Herewith are some brief notes on garbage collection, current on 2012-07-16:

Right now cowjac has no garbage collection (which means garbage accrues indefinitely), but most of the hooks are in place for some. Actually adding a simple mark/sweep collector should be easy.

The basic setup is:

  • A manual chain of stackframes is maintained by the compiler, so whenever a method is called, a new stackframe object is allocated (on the stack) and added to the chain. Whenever a reference-like local variable is modified, a copy gets stored in this object.
  • A manual list of root objects is also maintained (via ContainsGlobalReferences). Each thread's root stackframe is one of these.
  • All objects that contain references implement a mark() which recursively marks all contained references (if not already marked).
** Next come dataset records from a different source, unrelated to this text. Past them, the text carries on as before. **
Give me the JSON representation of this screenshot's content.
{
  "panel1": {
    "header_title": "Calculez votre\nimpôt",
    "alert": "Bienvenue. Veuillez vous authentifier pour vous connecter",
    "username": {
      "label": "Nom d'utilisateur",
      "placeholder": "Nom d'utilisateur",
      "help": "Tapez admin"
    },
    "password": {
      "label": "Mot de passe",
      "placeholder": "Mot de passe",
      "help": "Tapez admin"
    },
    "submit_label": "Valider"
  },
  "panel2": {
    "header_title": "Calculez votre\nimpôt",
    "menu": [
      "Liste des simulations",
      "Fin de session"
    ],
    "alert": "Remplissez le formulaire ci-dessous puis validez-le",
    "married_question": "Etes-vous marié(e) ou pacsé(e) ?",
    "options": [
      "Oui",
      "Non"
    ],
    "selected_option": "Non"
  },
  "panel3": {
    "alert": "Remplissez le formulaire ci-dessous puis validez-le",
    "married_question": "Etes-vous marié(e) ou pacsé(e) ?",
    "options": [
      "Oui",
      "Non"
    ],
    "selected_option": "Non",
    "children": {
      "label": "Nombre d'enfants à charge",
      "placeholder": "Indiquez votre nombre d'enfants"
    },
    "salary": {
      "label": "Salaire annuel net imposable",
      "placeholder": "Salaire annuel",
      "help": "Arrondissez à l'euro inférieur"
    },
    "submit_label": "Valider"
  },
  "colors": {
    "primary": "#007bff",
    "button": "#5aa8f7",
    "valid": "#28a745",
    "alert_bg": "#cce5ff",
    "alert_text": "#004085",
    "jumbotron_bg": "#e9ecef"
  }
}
Stackframes count here: when a stackframe is marked it marks its reference-like locals and then calls mark() on the next frame on the stack.
  • A third list of all allocated objects is maintained by the root object constructor and destructor.
  • Objects may be marked, and may be immutable.

In order to do a collection, then, all we need to do is:

  • Stop all threads at a safe point. (How to be determined later.)
  • Traverse the list of all objects and clear the mark.
  • Traverse the list and mark all immutable objects.
  • Traverse the list of roots and mark all references recursively. (Including stackframes.)
  • Now, any object which is not marked is garbage, so traverse the list again and delete it.
  • Resume threads.

This is a stop-the-world collector, and is not necessarily that efficient. But it should be simple to implement, reasonably easy to debug, and may stand a chance of working.

Note that there a couple of places in cowjac where live references aren't anchored: exceptions in flight, for example. This imposes certain constraints on what we can do. These can probably all be fixed later, but for now this approach should be fine.